In the January 31 issue of PW, author, publisher and now bookseller Joan Drury made this memorable statement—about authors, publishers and booksellers—"We're all masochists, in our own ways."

I'd say "perverse" is an even better word.

For years, book people and the people who love—and cover—them decried the lack of widely available "hard numbers" about the sale of books. Publishers and some big agents could get point-of-sale information about their own books, of course; individual and chain booksellers kept store records; and bestseller lists provided some sense of context, but it was virtually impossible to find out how this or that title performed nationally over its lifetime.

So you'd think the appearance, a few years ago, of Nielsen BookScan would end arguments, clarify sales issues and please just about everyone. The service, which tracks point-of-sale purchases of books should, in theory, make life easier. Publishers, agents and authors would all be working from the same information about book sales, and could make more educated guesses about how and where to market the books they publish.

You'd think that—but you would, of course, be wrong.

(From the full disclosure department: Nielsen BookScan is owned by VNU, which publishes several publications competitive to PW. I've thought really, really hard about this and am quite sure that fact has not influenced my thinking about BookScan.)

Here's what some publishing executives have said recently about BookScan, which is believed to track about three-quarters of total sales of trade books:

"I love it.

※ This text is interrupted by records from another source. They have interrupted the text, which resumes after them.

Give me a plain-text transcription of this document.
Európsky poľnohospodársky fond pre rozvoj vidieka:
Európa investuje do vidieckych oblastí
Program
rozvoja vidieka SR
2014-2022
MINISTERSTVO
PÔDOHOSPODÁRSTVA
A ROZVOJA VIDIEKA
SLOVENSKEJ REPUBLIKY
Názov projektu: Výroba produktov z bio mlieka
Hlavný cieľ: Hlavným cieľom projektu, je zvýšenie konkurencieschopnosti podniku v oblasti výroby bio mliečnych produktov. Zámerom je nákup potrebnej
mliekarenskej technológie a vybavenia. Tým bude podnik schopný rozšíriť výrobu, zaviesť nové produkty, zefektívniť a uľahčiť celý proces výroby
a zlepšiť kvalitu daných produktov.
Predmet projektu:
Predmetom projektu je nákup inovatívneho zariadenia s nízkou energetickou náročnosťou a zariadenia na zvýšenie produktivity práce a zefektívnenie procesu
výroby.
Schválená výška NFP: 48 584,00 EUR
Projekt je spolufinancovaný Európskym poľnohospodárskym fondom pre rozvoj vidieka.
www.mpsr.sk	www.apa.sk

It provides a great indicator of how books are doing."

"It's a big wet blanket for publishing. It takes all the fun out of doing deals."

"I use it in negotiations with agents who are trying to oversell clients' past performances; the BookScan number is a reality check."

"I don't think BookScan is anywhere near accurate most of the time, and I hate when people throw around BookScan numbers as if they were gospel."

The last two comments, incidentally, came from the same editor.

It's certainly tempting to explain BookScan ambivalence by questioning the value of the numbers: the service doesn't track major sources like Wal-Mart or many religion bookstores, for example. Not to mention the fact that BookScan is so expensive (into seven figures for the full Monty) that, for many, questioning its worth is the only way to live with not affording it. But I think those explanations are only part of the story. The reason we don't fully embrace the closest thing we have to real information is far more psychological and emotional than numerical or financial. "This is a 'gut' business," one longtime executive told me. "Agents sell books they believe in; publishers need to love them to buy them. And while we're all in it, to some degree, for the money, blind love often takes precedence. That, and the fact that when you get into a heated auction, all you're thinking about is wresting the book away from the other guy."

Publishers aren't the first humans on earth to conflate love with money, and many an auction has been overtaken by a conviction that the more you pay for something the better it is. But when agents and editors truly fall in love with a book, there's a particular kind of blindness that descends. It's primal, almost, and magical, sort of—and not altogether a bad thing. Having BookScan step in like an overbearing parent who mentions that your beloved has had a couple of bad marriages and a questionable career path produces some of the same predictably resistant results. "Oh, Dad, take a walk. This time is different. I'll make it work. What do you know?"

BookScan does know some things, but not all, and while it clearly shouldn't be discounted, it also shouldn't be followed blindly.

Yes, the book business is just that—a business—and should be treated as such. But it's something more than that, too—an enterprise that requires renewals of passion, book after book, season after season. Oscar Wilde defined marriage as "the triumph of imagination over intelligence." But it was Samuel Johnson who offered the more pertinent wisdom for us: second marriage, he said, is "the triumph of hope over experience." In other words, love over data.